Se dice que Voraz (2016) provoca desmayos; que es una película de terror, pero el público ríe cuando la mira. Mientras Justine (Garance Marillier), la protagonista, se come el dedo de su hermana, yo como Fritos sabor chorizo–chipotle y me pregunto si el sabor será similar.
Solo cuando Justine vomita hilos de cabello siento cierta repugnancia. Tomo un mechón del mío y lo babeo para recordar a qué sabe. Las risas nerviosas y los “¡Oooooh!” al unísono parecen ensayados: los asistentes actúan de la misma manera cuando miran algo fuera de la normalidad. Los más sensibles voltean a otro lado o se tapan la cara. Y no es por sentirme cool, pero a mí no me da asco el resto de la cinta.
Solo es sangre, solo es carne. Pero no, dice mi otro Yo. Es sangre y carne humana: no es lo mismo. ¿Por qué comer carne de humano nos parece tan repugnante? Quizá por el miedo a comerse a alguien que habló, pensó y amó; el recelo a la suciedad de su cuerpo y a lo desagradable del sabor. O el temor de sentir que matamos, aunque solo hayamos probado un poco.
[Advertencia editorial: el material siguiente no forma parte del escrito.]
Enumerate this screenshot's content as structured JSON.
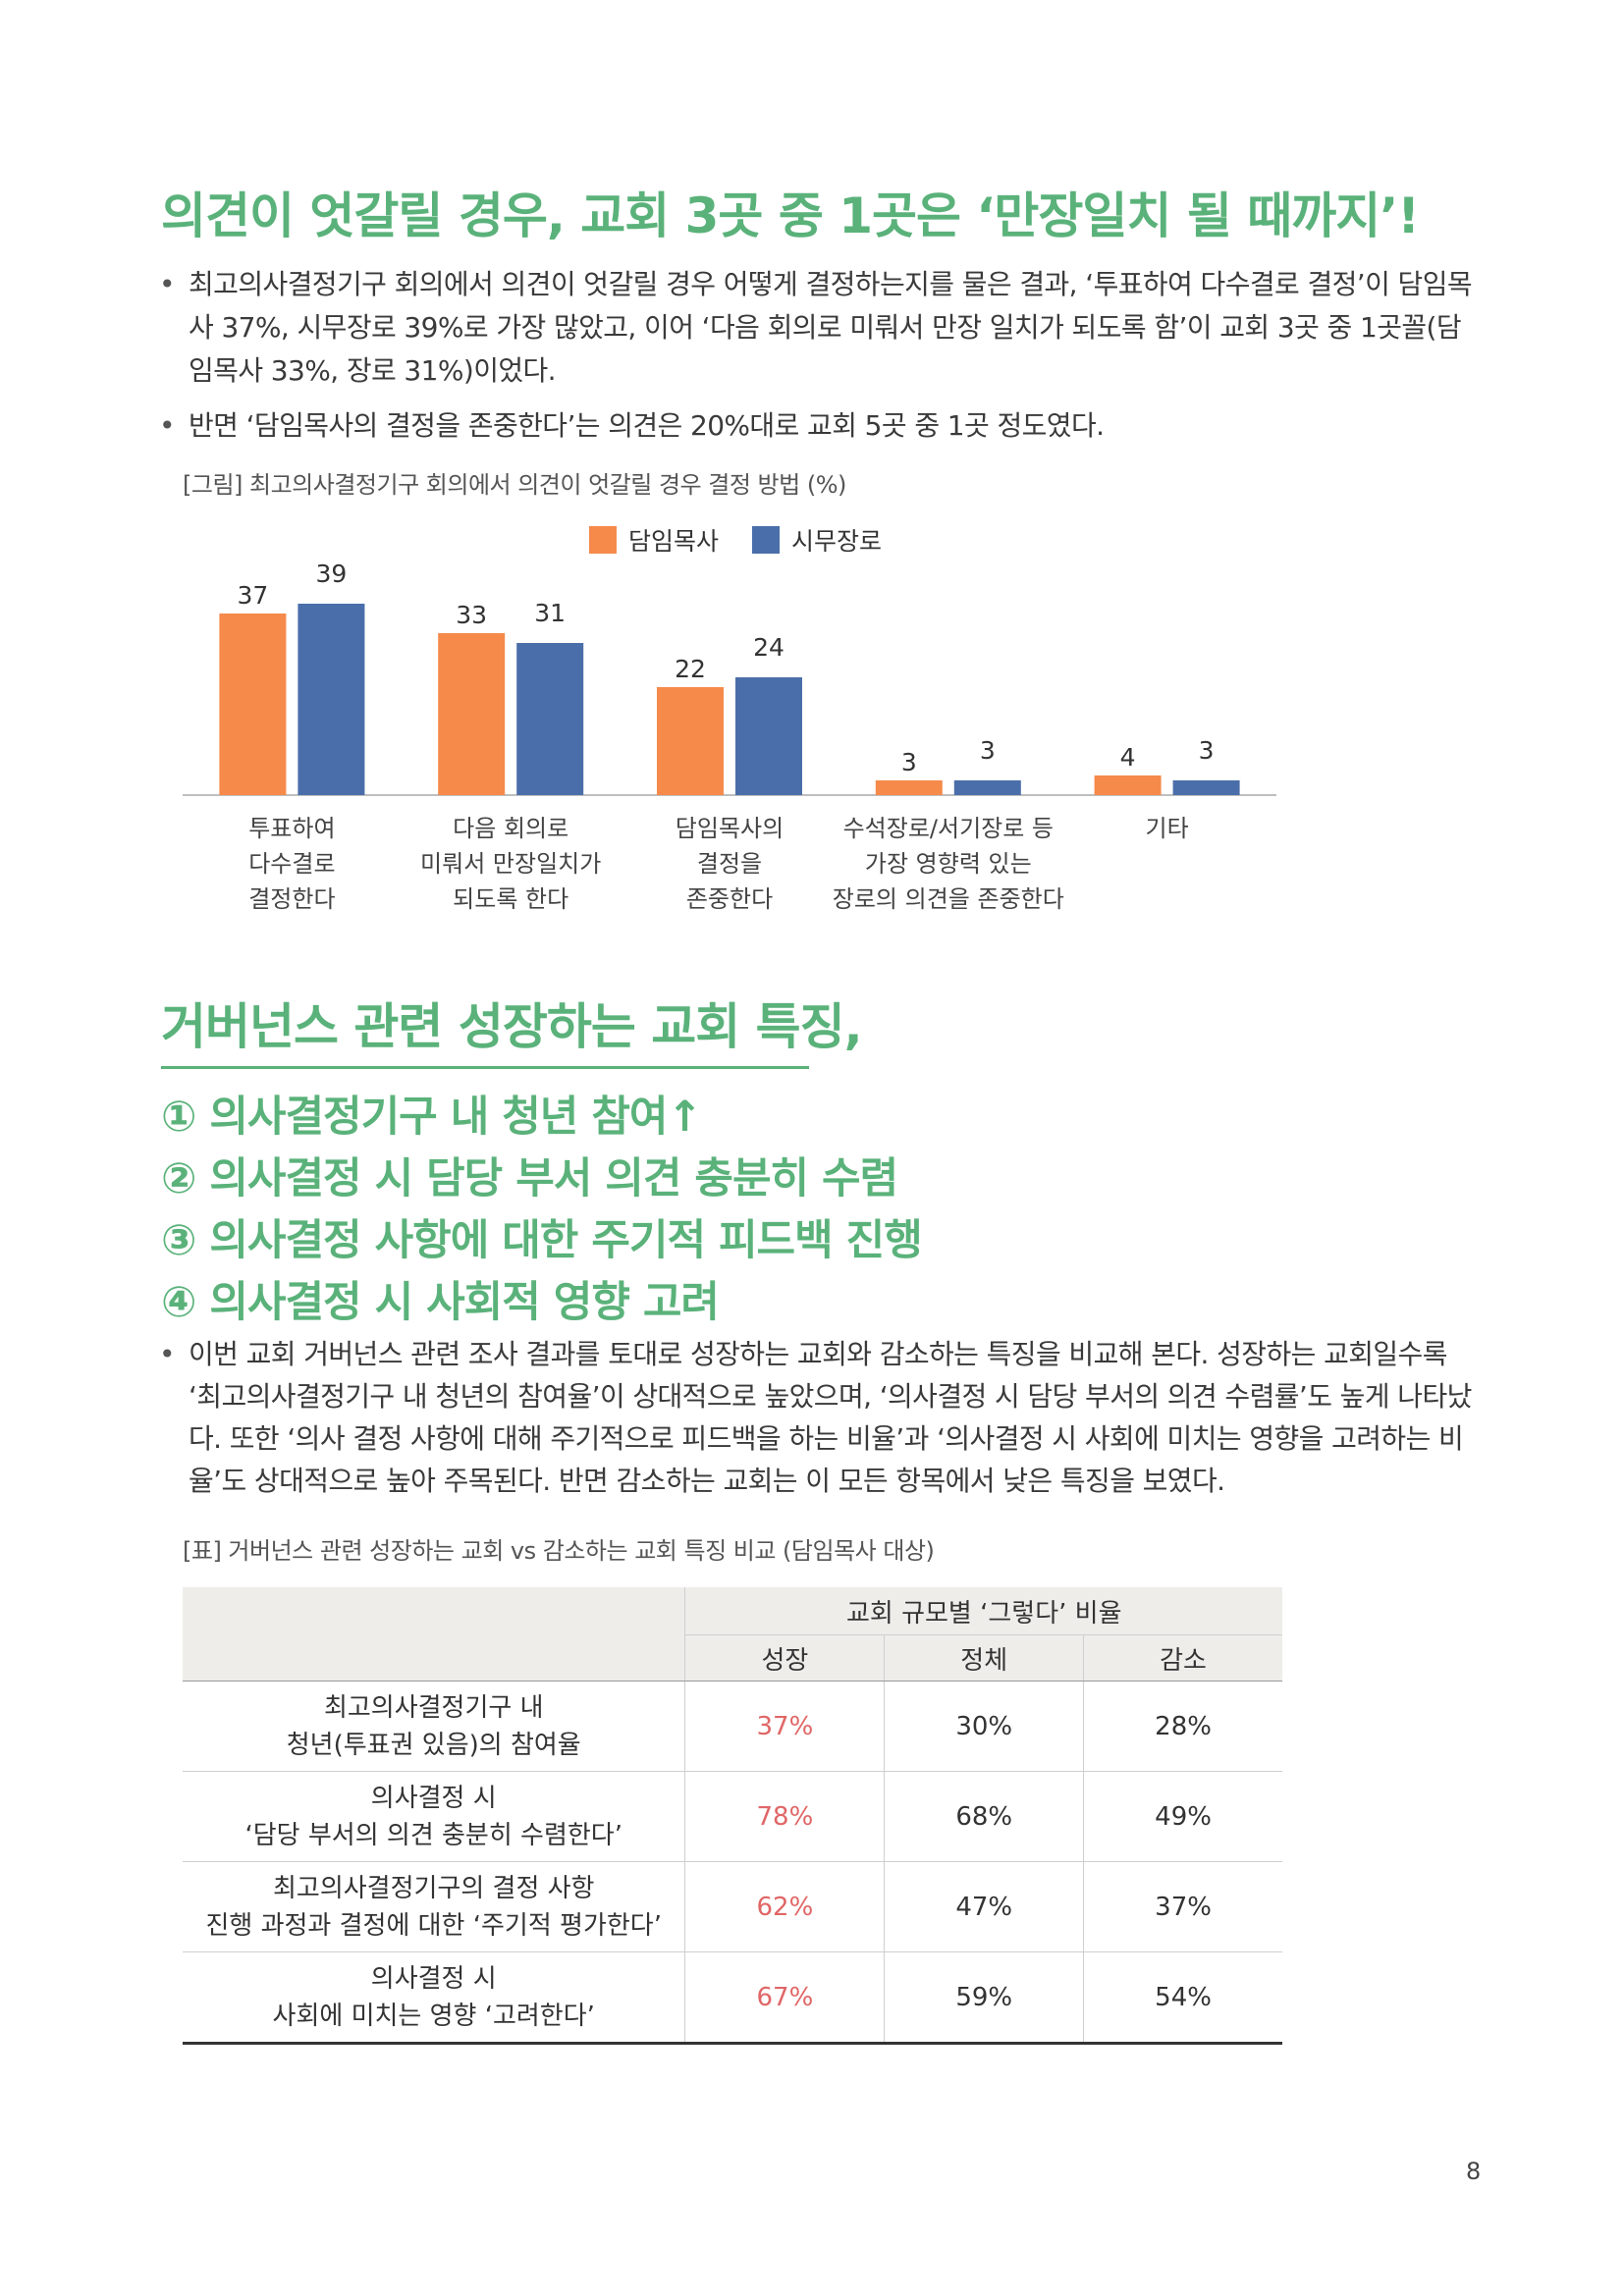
{
  "section1": {
    "title": "의견이 엇갈릴 경우, 교회 3곳 중 1곳은 ‘만장일치 될 때까지’!",
    "bullets": [
      "최고의사결정기구 회의에서 의견이 엇갈릴 경우 어떻게 결정하는지를 물은 결과, ‘투표하여 다수결로 결정’이 담임목사 37%, 시무장로 39%로 가장 많았고, 이어 ‘다음 회의로 미뤄서 만장 일치가 되도록 함’이 교회 3곳 중 1곳꼴(담임목사 33%, 장로 31%)이었다.",
      "반면 ‘담임목사의 결정을 존중한다’는 의견은 20%대로 교회 5곳 중 1곳 정도였다."
    ],
    "figure_caption": "[그림] 최고의사결정기구 회의에서 의견이 엇갈릴 경우 결정 방법 (%)"
  },
  "chart_data": {
    "type": "bar",
    "title": "[그림] 최고의사결정기구 회의에서 의견이 엇갈릴 경우 결정 방법 (%)",
    "categories": [
      "투표하여\n다수결로\n결정한다",
      "다음 회의로\n미뤄서 만장일치가\n되도록 한다",
      "담임목사의\n결정을\n존중한다",
      "수석장로/서기장로 등\n가장 영향력 있는\n장로의 의견을 존중한다",
      "기타"
    ],
    "series": [
      {
        "name": "담임목사",
        "color": "#f58a4b",
        "values": [
          37,
          33,
          22,
          3,
          4
        ]
      },
      {
        "name": "시무장로",
        "color": "#4a6ea9",
        "values": [
          39,
          31,
          24,
          3,
          3
        ]
      }
    ],
    "ylim": [
      0,
      45
    ],
    "xlabel": "",
    "ylabel": "",
    "legend": "top-center",
    "grid": false
  },
  "section2": {
    "title": "거버넌스 관련 성장하는 교회 특징,",
    "items": [
      "① 의사결정기구 내 청년 참여↑",
      "② 의사결정 시 담당 부서 의견 충분히 수렴",
      "③ 의사결정 사항에 대한 주기적 피드백 진행",
      "④ 의사결정 시 사회적 영향 고려"
    ],
    "bullets": [
      "이번 교회 거버넌스 관련 조사 결과를 토대로 성장하는 교회와 감소하는 특징을 비교해 본다. 성장하는 교회일수록 ‘최고의사결정기구 내 청년의 참여율’이 상대적으로 높았으며, ‘의사결정 시 담당 부서의 의견 수렴률’도 높게 나타났다. 또한 ‘의사 결정 사항에 대해 주기적으로 피드백을 하는 비율’과 ‘의사결정 시 사회에 미치는 영향을 고려하는 비율’도 상대적으로 높아 주목된다. 반면 감소하는 교회는 이 모든 항목에서 낮은 특징을 보였다."
    ],
    "table_caption": "[표] 거버넌스 관련 성장하는 교회 vs 감소하는 교회 특징 비교 (담임목사 대상)"
  },
  "table": {
    "group_header": "교회 규모별 ‘그렇다’ 비율",
    "columns": [
      "성장",
      "정체",
      "감소"
    ],
    "rows": [
      {
        "label": "최고의사결정기구 내\n청년(투표권 있음)의 참여율",
        "values": [
          "37%",
          "30%",
          "28%"
        ]
      },
      {
        "label": "의사결정 시\n‘담당 부서의 의견 충분히 수렴한다’",
        "values": [
          "78%",
          "68%",
          "49%"
        ]
      },
      {
        "label": "최고의사결정기구의 결정 사항\n진행 과정과 결정에 대한 ‘주기적 평가한다’",
        "values": [
          "62%",
          "47%",
          "37%"
        ]
      },
      {
        "label": "의사결정 시\n사회에 미치는 영향 ‘고려한다’",
        "values": [
          "67%",
          "59%",
          "54%"
        ]
      }
    ]
  },
  "page_number": "8"
}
William Buehler Seabrook, periodista del New York Times, publicó en su libro Jungle ways (1931) que cuando viajó a Costa de Marfil probó carne humana: “Era casi como una buena y completamente desarrollada ternera, que pienso que ninguna persona de paladar ordinario o sensibilidad normal podría haber distinguido”.
En Voraz, Justine es una adolescente de 16 años que acaba de entrar a la universidad. Nunca se ha depilado las axilas ni las cejas. Es virgen, vegetariana y caníbal; el dedo se su hermana le supo a curry.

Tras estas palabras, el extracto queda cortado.